Acho que é coisa própria de quem vive no meio da música e trabalha no meio de vozes. Notar cada tom, cada inflexão. Apercebermo-nos, inconscientemente, de como a pessoa respira, do subir e descer do volume, das hesitações. Da dicção - essa coisa dos profissionais e que os profissionais, sem querer, estão sempre a analisar na humanidade inteira. Profissional ou não.
Deve ser defeito (profissional, lá está) detectar sinais de riso mesmo antes de esse riso surgir. Deve ser feitio esta forma que se encontra de saborear vozes - de as conhecer melhor do que conhecemos as pessoas, de nos deixarmos levar e envolver por elas. E perder nelas, em certos momentos.

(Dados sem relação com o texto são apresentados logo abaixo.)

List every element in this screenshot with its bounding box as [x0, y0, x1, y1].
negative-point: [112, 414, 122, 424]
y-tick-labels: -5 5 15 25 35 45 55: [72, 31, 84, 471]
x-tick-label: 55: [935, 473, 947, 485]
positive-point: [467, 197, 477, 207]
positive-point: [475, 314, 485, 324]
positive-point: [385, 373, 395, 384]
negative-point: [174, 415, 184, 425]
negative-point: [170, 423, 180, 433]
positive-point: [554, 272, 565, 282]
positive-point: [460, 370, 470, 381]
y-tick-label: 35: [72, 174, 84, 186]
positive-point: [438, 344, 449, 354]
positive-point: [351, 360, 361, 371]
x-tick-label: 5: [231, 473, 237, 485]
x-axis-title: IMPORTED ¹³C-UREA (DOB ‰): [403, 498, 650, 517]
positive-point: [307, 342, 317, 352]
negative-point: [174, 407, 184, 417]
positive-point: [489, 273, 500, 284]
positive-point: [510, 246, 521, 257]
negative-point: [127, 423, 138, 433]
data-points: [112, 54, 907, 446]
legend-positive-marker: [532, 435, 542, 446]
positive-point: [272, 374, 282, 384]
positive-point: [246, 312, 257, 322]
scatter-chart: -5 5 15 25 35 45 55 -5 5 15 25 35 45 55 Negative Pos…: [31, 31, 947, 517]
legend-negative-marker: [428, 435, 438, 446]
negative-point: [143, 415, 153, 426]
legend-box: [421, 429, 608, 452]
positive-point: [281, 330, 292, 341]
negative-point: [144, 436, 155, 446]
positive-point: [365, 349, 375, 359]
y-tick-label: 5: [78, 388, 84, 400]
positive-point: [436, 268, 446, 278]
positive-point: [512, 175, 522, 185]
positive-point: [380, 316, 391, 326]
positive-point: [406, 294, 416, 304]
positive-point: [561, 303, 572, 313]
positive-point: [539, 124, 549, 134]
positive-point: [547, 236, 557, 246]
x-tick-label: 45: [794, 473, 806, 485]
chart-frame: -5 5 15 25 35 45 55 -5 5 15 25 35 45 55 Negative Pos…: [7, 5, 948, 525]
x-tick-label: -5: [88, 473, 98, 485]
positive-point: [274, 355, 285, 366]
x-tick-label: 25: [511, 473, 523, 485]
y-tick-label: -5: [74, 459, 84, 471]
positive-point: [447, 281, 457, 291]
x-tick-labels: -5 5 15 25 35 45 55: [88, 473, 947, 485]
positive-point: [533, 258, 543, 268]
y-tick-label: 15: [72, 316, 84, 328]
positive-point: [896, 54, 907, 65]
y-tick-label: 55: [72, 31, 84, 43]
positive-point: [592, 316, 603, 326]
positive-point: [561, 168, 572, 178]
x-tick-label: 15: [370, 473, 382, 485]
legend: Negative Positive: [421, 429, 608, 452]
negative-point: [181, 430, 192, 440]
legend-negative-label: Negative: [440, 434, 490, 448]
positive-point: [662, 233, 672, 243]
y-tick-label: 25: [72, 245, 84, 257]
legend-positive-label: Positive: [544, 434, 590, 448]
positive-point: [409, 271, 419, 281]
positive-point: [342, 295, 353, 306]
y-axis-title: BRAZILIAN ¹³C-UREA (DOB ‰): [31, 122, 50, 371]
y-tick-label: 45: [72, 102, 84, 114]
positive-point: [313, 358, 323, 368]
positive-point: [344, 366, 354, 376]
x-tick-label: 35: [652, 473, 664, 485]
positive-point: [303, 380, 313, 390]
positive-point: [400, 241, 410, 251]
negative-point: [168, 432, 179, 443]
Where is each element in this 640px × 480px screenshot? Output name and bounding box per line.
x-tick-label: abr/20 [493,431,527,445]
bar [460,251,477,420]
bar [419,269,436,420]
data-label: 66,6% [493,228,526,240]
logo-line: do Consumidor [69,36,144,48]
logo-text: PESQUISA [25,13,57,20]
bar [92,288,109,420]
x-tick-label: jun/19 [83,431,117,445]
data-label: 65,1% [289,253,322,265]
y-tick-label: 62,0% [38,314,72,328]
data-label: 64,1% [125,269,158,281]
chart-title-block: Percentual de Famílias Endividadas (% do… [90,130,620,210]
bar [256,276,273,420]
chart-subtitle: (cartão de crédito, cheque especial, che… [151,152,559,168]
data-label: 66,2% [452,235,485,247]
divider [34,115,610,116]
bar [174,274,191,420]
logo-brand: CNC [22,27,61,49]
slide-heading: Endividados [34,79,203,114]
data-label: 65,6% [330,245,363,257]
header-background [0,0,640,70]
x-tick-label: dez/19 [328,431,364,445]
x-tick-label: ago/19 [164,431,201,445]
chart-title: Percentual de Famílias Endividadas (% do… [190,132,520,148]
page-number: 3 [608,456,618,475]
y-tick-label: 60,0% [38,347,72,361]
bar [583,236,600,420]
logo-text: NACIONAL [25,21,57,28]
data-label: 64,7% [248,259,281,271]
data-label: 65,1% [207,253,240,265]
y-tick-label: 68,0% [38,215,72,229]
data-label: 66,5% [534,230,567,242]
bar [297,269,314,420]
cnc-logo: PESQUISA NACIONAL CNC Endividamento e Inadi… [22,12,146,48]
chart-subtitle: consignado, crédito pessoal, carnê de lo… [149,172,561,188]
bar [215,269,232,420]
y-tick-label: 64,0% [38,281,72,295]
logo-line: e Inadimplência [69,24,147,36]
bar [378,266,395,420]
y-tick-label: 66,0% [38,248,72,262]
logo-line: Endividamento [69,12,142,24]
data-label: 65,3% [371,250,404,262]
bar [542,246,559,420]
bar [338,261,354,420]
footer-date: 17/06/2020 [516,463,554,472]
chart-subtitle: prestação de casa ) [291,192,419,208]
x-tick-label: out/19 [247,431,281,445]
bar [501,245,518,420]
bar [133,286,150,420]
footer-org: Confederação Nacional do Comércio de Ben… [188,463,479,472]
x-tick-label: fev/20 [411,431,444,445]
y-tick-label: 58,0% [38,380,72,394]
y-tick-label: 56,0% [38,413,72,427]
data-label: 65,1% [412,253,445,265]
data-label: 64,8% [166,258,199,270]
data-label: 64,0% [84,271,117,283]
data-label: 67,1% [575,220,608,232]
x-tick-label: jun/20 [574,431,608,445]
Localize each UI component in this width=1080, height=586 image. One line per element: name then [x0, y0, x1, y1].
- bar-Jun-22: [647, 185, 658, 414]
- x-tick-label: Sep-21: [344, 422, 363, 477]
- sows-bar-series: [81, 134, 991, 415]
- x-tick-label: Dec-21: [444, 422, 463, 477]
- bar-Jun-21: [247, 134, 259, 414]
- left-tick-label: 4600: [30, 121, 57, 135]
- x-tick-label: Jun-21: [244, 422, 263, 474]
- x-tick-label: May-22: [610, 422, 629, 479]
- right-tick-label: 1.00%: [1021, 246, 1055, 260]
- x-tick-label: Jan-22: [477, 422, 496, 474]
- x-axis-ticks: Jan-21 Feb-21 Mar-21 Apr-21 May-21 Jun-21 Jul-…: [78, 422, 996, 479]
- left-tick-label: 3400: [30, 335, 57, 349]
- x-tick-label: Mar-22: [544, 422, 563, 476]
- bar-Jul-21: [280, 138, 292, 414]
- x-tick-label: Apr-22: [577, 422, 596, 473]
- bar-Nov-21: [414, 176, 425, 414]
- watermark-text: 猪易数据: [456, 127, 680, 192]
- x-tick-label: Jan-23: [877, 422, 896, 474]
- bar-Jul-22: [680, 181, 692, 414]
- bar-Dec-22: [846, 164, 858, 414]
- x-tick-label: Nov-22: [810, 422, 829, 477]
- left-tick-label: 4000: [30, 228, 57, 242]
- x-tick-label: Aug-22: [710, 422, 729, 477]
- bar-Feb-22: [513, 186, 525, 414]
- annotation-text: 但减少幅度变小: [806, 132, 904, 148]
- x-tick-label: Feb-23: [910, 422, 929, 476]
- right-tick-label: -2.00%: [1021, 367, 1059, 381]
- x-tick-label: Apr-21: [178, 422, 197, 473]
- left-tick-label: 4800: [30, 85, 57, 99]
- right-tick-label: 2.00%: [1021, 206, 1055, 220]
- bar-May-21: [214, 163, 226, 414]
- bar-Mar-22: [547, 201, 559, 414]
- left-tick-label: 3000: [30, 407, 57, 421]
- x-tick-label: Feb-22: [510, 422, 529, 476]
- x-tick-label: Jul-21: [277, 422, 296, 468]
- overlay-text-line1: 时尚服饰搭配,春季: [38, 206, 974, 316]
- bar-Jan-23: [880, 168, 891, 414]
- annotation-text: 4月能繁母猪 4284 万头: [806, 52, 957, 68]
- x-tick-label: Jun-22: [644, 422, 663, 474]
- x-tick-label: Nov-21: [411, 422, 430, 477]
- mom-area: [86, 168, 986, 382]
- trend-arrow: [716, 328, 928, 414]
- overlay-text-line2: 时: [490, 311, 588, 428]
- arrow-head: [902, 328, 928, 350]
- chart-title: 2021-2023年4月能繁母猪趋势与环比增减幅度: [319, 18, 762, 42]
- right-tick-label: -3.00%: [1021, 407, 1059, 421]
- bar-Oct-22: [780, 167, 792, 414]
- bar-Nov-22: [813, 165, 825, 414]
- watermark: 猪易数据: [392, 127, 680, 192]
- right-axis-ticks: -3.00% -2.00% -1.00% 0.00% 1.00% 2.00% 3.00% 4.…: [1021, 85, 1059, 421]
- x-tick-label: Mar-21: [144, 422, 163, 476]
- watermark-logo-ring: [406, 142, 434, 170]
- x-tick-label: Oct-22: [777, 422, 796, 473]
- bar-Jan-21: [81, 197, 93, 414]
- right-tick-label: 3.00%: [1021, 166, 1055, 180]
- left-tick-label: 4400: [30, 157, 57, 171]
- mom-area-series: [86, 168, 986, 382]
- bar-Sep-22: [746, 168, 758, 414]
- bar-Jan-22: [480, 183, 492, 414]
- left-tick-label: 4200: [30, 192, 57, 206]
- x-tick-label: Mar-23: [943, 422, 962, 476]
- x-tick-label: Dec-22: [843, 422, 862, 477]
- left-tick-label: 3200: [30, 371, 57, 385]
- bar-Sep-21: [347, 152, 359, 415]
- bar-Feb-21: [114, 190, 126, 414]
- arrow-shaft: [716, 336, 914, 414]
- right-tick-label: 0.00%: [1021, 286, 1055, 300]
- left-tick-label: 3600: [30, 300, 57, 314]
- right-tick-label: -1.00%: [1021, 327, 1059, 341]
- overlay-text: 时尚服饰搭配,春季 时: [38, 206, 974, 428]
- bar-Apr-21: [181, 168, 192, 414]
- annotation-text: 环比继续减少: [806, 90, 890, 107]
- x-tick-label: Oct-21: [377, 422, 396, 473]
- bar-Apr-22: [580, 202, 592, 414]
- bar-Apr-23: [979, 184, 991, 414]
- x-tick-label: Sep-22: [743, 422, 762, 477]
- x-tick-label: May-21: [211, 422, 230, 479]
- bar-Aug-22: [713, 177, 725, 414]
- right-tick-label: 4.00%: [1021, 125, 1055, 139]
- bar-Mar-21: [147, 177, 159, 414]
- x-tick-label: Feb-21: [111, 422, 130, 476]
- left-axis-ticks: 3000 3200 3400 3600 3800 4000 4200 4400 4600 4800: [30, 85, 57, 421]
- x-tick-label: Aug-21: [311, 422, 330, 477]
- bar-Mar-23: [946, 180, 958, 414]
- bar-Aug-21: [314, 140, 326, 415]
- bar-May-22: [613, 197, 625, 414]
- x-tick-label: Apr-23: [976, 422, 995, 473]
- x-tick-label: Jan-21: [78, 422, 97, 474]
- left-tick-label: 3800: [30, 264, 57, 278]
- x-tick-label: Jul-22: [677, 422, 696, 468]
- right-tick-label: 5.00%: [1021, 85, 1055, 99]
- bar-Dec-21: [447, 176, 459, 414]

Deve ser por culpa desta vida que levo que há vozes que me ficam guardadas na cabeça. Deve ser por isso que me basta fechar os olhos para conseguir ouvir essas vozes, cá dentro, como se as pessoas estivessem a falar ao meu lado. Não na perspectiva insane da coisa; apenas na perspectiva da memória, da recordação. Relembrar cada hesitação, cada riso, o tom de cada palavra, aquela inflexão, aquele timbre. Aquela doçura. Aquele conjunto que une tudo isto e que me deixa sem chão desde o primeiro dia.
Do geral para o particular, sim. Porque há vozes que mexem mais connosco do que outras, porque há vozes que basta ouvirmos uma única vez e nunca voltamos a esquecer. Porque há vozes que, como disse lá atrás, nos levam. Vozes em que nos envolvemos e nos perdemos. E, fechando os olhos, conseguimos recordá-las em cada pormenor.
(Mas é claro que isto é tudo estritamente profissional. Prefiro manter o assunto nessa esfera. Por questões de sanidade, é evidente.)